Dugaan penyimpangan dana PT WUS dari dana PI sebagai pembagian dari PT PPM selama 2009 sampai 31 Agustus 2015. Perusahaan itu memperoleh pendapatan USD 1.687.642,53 dan Rp 934.953.250,00.

Pendapatan masa lalu (past revenue) USD 600.144,31dan pendapatan PI sebesar Rp USD 1.087.498.22.

Sementara Richard Marpaung menjelaskan, jika memang ada nama lain yang bisa ditetapkan sebagai tersangka, akan ditindaklanjuti. Kejati memastikan jika Sitrul Arsy merupakan tersangka pertama dalam kasus dana PI PT WUS.

Atas perbuatannya, tersangka dijerat dengan pasal 2 subsider pasal 3 UU 31/1999 tentang Pemberantasan Tindak Pidana Korupsi. Dia terancam hukuman di atas lima tahun penjara.
Selama ini PT WUS mengelola sejumlah usaha. Antara lain, usaha perbengkelan. Usaha tersebut bangkrut. Kemudian membuka lapangan futsal. Kini sudah tidak ada. Usaha yang sedang berjalan adalah pengelolaan SPBU.

Kemelut di PT WUS semakin bergeliat setelah adanya laporan hasil pemeriksaan (LHP) Badan Pemeriksa Keuangan (BPK) pada Agustus 2016.

Dalam laporan itu terungkap sejumlah hal.

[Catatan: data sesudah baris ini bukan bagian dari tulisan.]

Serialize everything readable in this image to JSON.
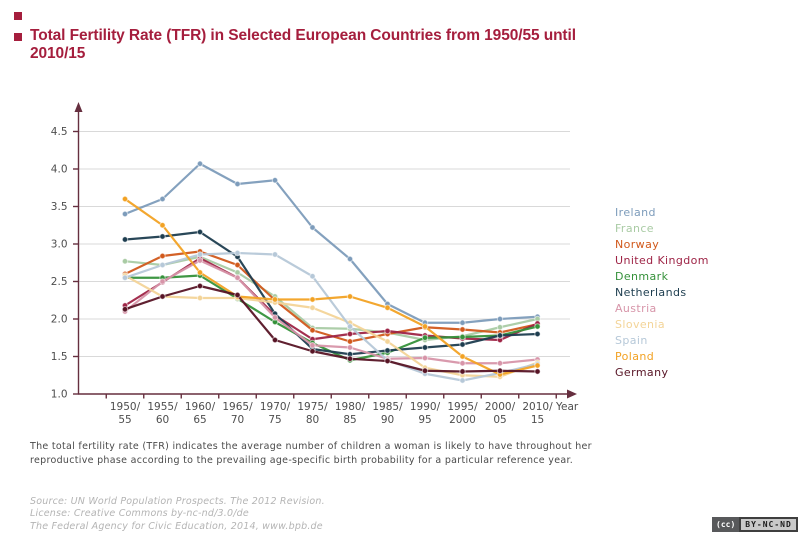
{
  "header": {
    "bullet_color": "#a51e3d",
    "title_color": "#a51e3d",
    "title": "Total Fertility Rate (TFR) in Selected European Countries from 1950/55 until 2010/15",
    "title_lines": [
      "Total Fertility Rate (TFR) in Selected European Countries from 1950/55 until",
      "2010/15"
    ]
  },
  "chart_data": {
    "type": "line",
    "title": "Total Fertility Rate (TFR) in Selected European Countries from 1950/55 until 2010/15",
    "xlabel": "Year",
    "ylabel": "",
    "ylim": [
      1.0,
      4.75
    ],
    "yticks": [
      1.0,
      1.5,
      2.0,
      2.5,
      3.0,
      3.5,
      4.0,
      4.5
    ],
    "ytick_labels": [
      "1.0",
      "1.5",
      "2.0",
      "2.5",
      "3.0",
      "3.5",
      "4.0",
      "4.5"
    ],
    "grid": true,
    "legend_position": "right",
    "axis_color": "#662f3f",
    "grid_color": "#d9d9d9",
    "tick_text_color": "#4d4d4d",
    "categories": [
      "1950/55",
      "1955/60",
      "1960/65",
      "1965/70",
      "1970/75",
      "1975/80",
      "1980/85",
      "1985/90",
      "1990/95",
      "1995/2000",
      "2000/05",
      "2010/15"
    ],
    "series": [
      {
        "name": "Ireland",
        "color": "#7d9cbb",
        "values": [
          3.4,
          3.6,
          4.07,
          3.8,
          3.85,
          3.22,
          2.8,
          2.2,
          1.95,
          1.95,
          2.0,
          2.03
        ]
      },
      {
        "name": "France",
        "color": "#a9cba4",
        "values": [
          2.77,
          2.72,
          2.83,
          2.62,
          2.3,
          1.88,
          1.87,
          1.82,
          1.72,
          1.77,
          1.89,
          2.0
        ]
      },
      {
        "name": "Norway",
        "color": "#d1591b",
        "values": [
          2.6,
          2.84,
          2.9,
          2.72,
          2.25,
          1.85,
          1.7,
          1.8,
          1.89,
          1.86,
          1.82,
          1.93
        ]
      },
      {
        "name": "United Kingdom",
        "color": "#9e2446",
        "values": [
          2.18,
          2.49,
          2.81,
          2.55,
          2.05,
          1.73,
          1.8,
          1.84,
          1.78,
          1.74,
          1.72,
          1.94
        ]
      },
      {
        "name": "Denmark",
        "color": "#35913a",
        "values": [
          2.55,
          2.55,
          2.58,
          2.27,
          1.96,
          1.68,
          1.45,
          1.55,
          1.75,
          1.76,
          1.78,
          1.9
        ]
      },
      {
        "name": "Netherlands",
        "color": "#1d3d4f",
        "values": [
          3.06,
          3.1,
          3.16,
          2.83,
          2.07,
          1.6,
          1.53,
          1.58,
          1.62,
          1.66,
          1.78,
          1.8
        ]
      },
      {
        "name": "Austria",
        "color": "#d795a9",
        "values": [
          2.1,
          2.5,
          2.78,
          2.55,
          2.02,
          1.65,
          1.62,
          1.47,
          1.48,
          1.41,
          1.41,
          1.46
        ]
      },
      {
        "name": "Slovenia",
        "color": "#f3d498",
        "values": [
          2.58,
          2.3,
          2.28,
          2.28,
          2.22,
          2.15,
          1.95,
          1.7,
          1.35,
          1.25,
          1.23,
          1.42
        ]
      },
      {
        "name": "Spain",
        "color": "#b6c8d8",
        "values": [
          2.55,
          2.72,
          2.86,
          2.88,
          2.86,
          2.57,
          1.9,
          1.45,
          1.27,
          1.18,
          1.28,
          1.4
        ]
      },
      {
        "name": "Poland",
        "color": "#f2a224",
        "values": [
          3.6,
          3.25,
          2.62,
          2.3,
          2.26,
          2.26,
          2.3,
          2.15,
          1.9,
          1.5,
          1.26,
          1.38
        ]
      },
      {
        "name": "Germany",
        "color": "#571425",
        "values": [
          2.13,
          2.3,
          2.44,
          2.32,
          1.72,
          1.57,
          1.47,
          1.44,
          1.31,
          1.3,
          1.31,
          1.3
        ]
      }
    ]
  },
  "note": {
    "text": "The total fertility rate (TFR) indicates the average number of children a woman is likely to have throughout her reproductive phase according to the prevailing age-specific birth probability for a particular reference year."
  },
  "footer": {
    "lines": [
      "Source: UN World Population Prospects. The 2012 Revision.",
      "License: Creative Commons by-nc-nd/3.0/de",
      "The Federal Agency for Civic Education, 2014, www.bpb.de"
    ]
  },
  "badge": {
    "cc": "(cc)",
    "label": "BY-NC-ND"
  }
}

Antara lain, pengelolaan rekening bank tidak tertib dan penyajian saldo kas di bank dalam neraca tidak berdasar saldo kas di bank sebenarnya.

Selain itu, pendapatan PI pada Blok Madura Offshore dari PT PPM tidak dilaporkan dalam laporan keuangan PT WUS sebesar USD 773.702,84. Di antaranya, USD 167.660.24 dan Rp 1.128.866.417,58 tidak dipertanggungjawabkan. Lalu, penjualan saham PT WUS dan pembayaran dividen Rp 129.067.300 tidak sesuai ketentuan.

Tidak hanya itu. penyerahan uang tunai Rp 506.000.000 kepada Dirut PT WUS pada 2012 tidak dapat dipertanggungjawabkan. Bukti pertanggungjawaban biaya operasional tidak tertib. Di antaranya, terdapat pertanggungjawaban tidak lengkap Rp 39.710.000. Kemudian, pengeluaran yang tidak dapat dipertanggungjawabkan Rp 811.658.500.

Selain itu, pendapatan SPBU pada 2011–2015 yang diduga hilang dalam kas PT WUS sebesar Rp. 1.010.974.638,79. Dan penerimaan pelunasan piutang BBM yang tidak diterima di kas perusahaan Rp 799.939.062,00. Penyajian saldo persediaan aset tetap dan beban ditangguhkan dalam neraca PT WUS per 31 Desember 2014 tidak sesuai dengan standar akuntansi keuangan ETAP.

Lalu, pencacatan saldo utang tidak berdasar transaksi riil. Di antaranya, Rp 743.955.608 belum dicatat dalam neraca PT WUS per 31 Desember 2012–2015. Selain itu, penyetoran dividen PT WUS pada pemkab tidak sesuai perda nomor 4 tahun 2008.

Petugas kejari menelusuri data keuangan untuk menyelidiki dugaan penyimpangan semua pengelolaan keuangan PT WUS. Tidak hanya PI minyak dan gas bumi (migas).

Data tertulis dalam puluhan map dan dokumen komputer tak luput dari pemeriksaan. Ratusan dokumen dan sejumlah alat elektronik komputer disita. Selain itu, tiga central processing unit (CPU) diamankan. Petugas juga menyita sejumlah flash disk.